The trade deficit is widening. It reached 16.3 billion Dirhams at the end of January.
Still no relief in the trade balance. In today’s edition, L’Economiste reports a 1.7% increase in the deficit with a coverage rate of 59.8%. Thus, the newspaper notes a slight increase in imports to MAD 40.7 billion, against MAD 24.3 billion for exports.
In detail, foreign purchases were characterized by a strong increase in energy bill: +14.7% due to the increase in the volume of diesel and fuel oil purchases, as well as the price effect. Purchases of food products and finished products also rose (+12.3% and +4.3%).
The supply of capital goods also increased by 3.2% to reach a rate of 25.3%. L’Economiste notes a 56.7% drop in imports of semi-finished and raw products, wire, bars and profiles of iron or non-alloy steel.

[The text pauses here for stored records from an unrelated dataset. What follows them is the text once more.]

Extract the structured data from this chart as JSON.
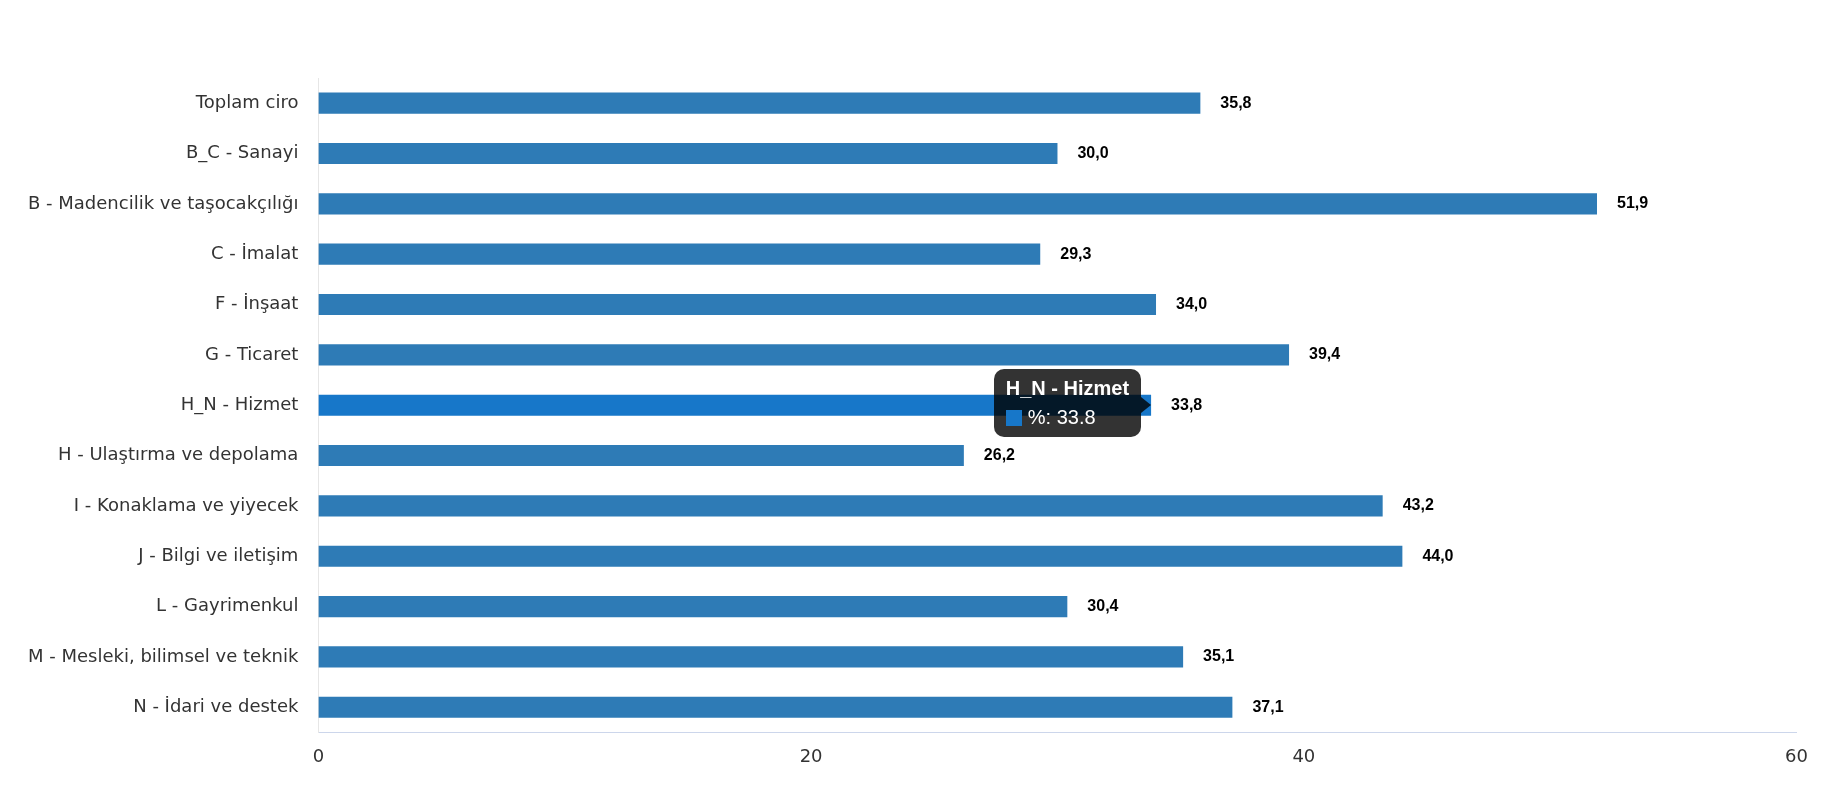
{
  "chart_data": {
    "type": "bar",
    "orientation": "horizontal",
    "categories": [
      "Toplam ciro",
      "B_C - Sanayi",
      "B - Madencilik ve taşocakçılığı",
      "C - İmalat",
      "F - İnşaat",
      "G - Ticaret",
      "H_N - Hizmet",
      "H - Ulaştırma ve depolama",
      "I - Konaklama ve yiyecek",
      "J - Bilgi ve iletişim",
      "L - Gayrimenkul",
      "M - Mesleki, bilimsel ve teknik",
      "N - İdari ve destek"
    ],
    "values": [
      35.8,
      30.0,
      51.9,
      29.3,
      34.0,
      39.4,
      33.8,
      26.2,
      43.2,
      44.0,
      30.4,
      35.1,
      37.1
    ],
    "value_labels": [
      "35,8",
      "30,0",
      "51,9",
      "29,3",
      "34,0",
      "39,4",
      "33,8",
      "26,2",
      "43,2",
      "44,0",
      "30,4",
      "35,1",
      "37,1"
    ],
    "colors": [
      "#2e7bb6",
      "#2e7bb6",
      "#2e7bb6",
      "#2e7bb6",
      "#2e7bb6",
      "#2e7bb6",
      "#1777c9",
      "#2e7bb6",
      "#2e7bb6",
      "#2e7bb6",
      "#2e7bb6",
      "#2e7bb6",
      "#2e7bb6"
    ],
    "xlim": [
      0,
      60
    ],
    "xticks": [
      0,
      20,
      40,
      60
    ],
    "grid": false,
    "legend": false,
    "annotations": [
      {
        "text": "H_N - Hizmet",
        "x": 33.8,
        "y": "H_N - Hizmet"
      },
      {
        "text": "%: 33.8",
        "x": 33.8,
        "y": "H_N - Hizmet"
      }
    ]
  }
}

On the level of exports, the paper notes that the 1.2% increase is due to the growth of exports from agriculture and food processing (+2%), textiles and leather (+3.6%), aeronautics (+2.7%) and pharmaceuticals (+35.6%). The surprise comes from the automotive sector, where shipments have virtually remained unchanged. “The share of cabling in these exports stood at 42.3% at the end of January, up 0.9 points compared with the same period last year. Automotive manufacturing is at 40.8%, down 5.1 points compared to the previous year”.
The situation is even worse for sales of phosphates and derivatives (-10.7%), mining (43.3%) and electronics (-4.3%).
Revenue from Moroccans living abroad and foreign direct investment are also down. “While the first fell by 2.7%, foreign direct investment flows fell by 32.2%. January was also marked by a travel balance surplus of +10.2%”.